2.3 Islam dan Seksualitas Seksualitas dalam Islam dapat menjadi hal yang terpuji sekaligus tercela. Seksualitas menjadi hal yang terpuji jika dilakukan dalam lingkup hubungan yang sesuai syariat, yaitu hubungan pasangan laki-laki dan perempuanbukan antara pasangan sejenis (homoseksual) atau dengan binatang (zoofilia)yang telah menikah secara sah. Sebaliknya seksualitas dalam Islam dapat menjadi hal yang tercela jika hubungan dilakukan di luar pernikahan, antara pasangan sejenis, atau dengan binatang. Ayat Quran yang paling terkenal untuk menjelaskan hubungan lakilaki dan perempuan yang sesuai syariat adalah dalam surat Ar Ruum: 21 yang menyatakan tujuan pernikahan yaitu dijadikannya rasa cinta dan kasih sayang. Seorang ahli tafsir dalam kitab tafsir Al Futuhatul Ilahiyah menyatakan bahwa cinta berarti hubungan seksual, dan kasih sayang berarti hasil hubungan seksual yaitu seorang anak. Hal ini berarti Islam sangat mengatur hubungan antara laki-laki dan perempuan dalam hal seksualitas adalah untuk kebaikan bersama secara fisik dan mental serta menghasilkan keturunan sebagai penerus diinul Islam, bukan hanya untuk kepuasan secara biologis saja.

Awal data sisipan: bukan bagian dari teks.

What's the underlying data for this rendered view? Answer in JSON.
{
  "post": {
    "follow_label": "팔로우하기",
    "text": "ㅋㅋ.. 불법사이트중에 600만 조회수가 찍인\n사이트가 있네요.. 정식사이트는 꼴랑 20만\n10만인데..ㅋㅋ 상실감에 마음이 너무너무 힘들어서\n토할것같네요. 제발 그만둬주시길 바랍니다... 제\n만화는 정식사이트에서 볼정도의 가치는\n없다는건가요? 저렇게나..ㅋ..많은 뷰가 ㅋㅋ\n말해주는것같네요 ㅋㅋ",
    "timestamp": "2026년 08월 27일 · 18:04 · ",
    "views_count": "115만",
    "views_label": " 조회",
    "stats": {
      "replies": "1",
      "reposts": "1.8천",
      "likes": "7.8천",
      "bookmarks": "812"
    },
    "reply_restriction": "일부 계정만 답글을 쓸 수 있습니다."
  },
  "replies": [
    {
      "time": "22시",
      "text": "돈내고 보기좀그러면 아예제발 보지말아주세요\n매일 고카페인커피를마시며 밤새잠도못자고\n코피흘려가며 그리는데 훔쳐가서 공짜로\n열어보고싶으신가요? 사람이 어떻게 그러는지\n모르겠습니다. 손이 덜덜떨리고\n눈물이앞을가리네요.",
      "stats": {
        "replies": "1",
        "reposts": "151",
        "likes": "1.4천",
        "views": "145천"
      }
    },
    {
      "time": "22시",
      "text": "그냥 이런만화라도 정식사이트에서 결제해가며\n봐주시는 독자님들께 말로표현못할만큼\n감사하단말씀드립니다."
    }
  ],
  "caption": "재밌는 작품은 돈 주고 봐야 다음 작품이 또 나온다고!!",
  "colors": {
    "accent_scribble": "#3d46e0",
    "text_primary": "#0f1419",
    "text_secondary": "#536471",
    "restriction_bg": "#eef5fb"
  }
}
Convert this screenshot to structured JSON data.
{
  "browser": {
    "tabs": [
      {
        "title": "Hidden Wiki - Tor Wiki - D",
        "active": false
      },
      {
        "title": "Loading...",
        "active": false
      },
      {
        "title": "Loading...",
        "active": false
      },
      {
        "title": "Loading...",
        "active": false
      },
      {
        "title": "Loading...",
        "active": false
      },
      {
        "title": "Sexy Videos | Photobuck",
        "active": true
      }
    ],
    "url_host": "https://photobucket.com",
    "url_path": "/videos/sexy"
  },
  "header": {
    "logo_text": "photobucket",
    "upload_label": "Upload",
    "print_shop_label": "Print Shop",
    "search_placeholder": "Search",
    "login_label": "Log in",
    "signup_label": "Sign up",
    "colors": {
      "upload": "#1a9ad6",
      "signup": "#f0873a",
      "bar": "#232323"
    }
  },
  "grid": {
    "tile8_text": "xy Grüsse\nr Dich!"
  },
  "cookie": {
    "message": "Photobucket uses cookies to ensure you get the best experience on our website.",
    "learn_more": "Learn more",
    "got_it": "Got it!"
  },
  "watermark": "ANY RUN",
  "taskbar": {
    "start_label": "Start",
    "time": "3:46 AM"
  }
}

Islam melarang hubungan seksual melalui dubur & mulut (anal & oral sex), homoseksualitas, sodomi, lesbianisme, dan perilaku seksual lain yang tidak wajar. Kekhawatiran Islam tentang hal ini sangat beralasan mengingat saat ini perilaku di atas banyak ditemukan di masyarakat di seluruh dunia yang berakibat pada timbulnya penyakit-penyakit menular seksual dan desakralisasi hubungan pernikahan dimana hanya mementingkan syahwat semata. Hubungan seksual juga dilarang untuk dilakukan saat menstruasi (lihat QS. Al Baqarah: 222), pasca melahirkan, penyakit berat, dan siang hari di bulan Ramadhan. Penelitian-penelitian di abad modern menunjukkan korelasi positif antara larangan tersebut dengan efek merugikan yang ditimbulkannya bila dilakukan. Dalam Islam hubungan seksual pranikah dan perselingkuhan dilarang dan dapat dihukum sesuai syariat. Bahkan negara kita juga telah memasukkan perihal ini dalam KUHP. Supaya umat manusia tidak terjebak pada perilaku tercela maka Islam mengaturnya dalam Quran surat Al Israa: 32 yaitu tentang larangan mendekati zina. Bukan hanya melakukan, mendekatinya saja dilarang dalam Islam seperti hubungan laki-laki dan perempuan bukan muhrim yang terlampau bebas. Hubungan seksual yang bebas (freesex) secara kedokteran dapat menyebabkan penyakit/ infeksi menular seksual, kehamilan tak diinginkan, aborsi dan kematian ibu, dan bayi tanpa ibu. Secara sosial maka akan menimbulkan nasab yang tidak jelas, sehingga kehidupan keluarga dan sosial budaya akan terganggu. Semua hal itu akan berujung pada penurunan kualitas generasi bangsa.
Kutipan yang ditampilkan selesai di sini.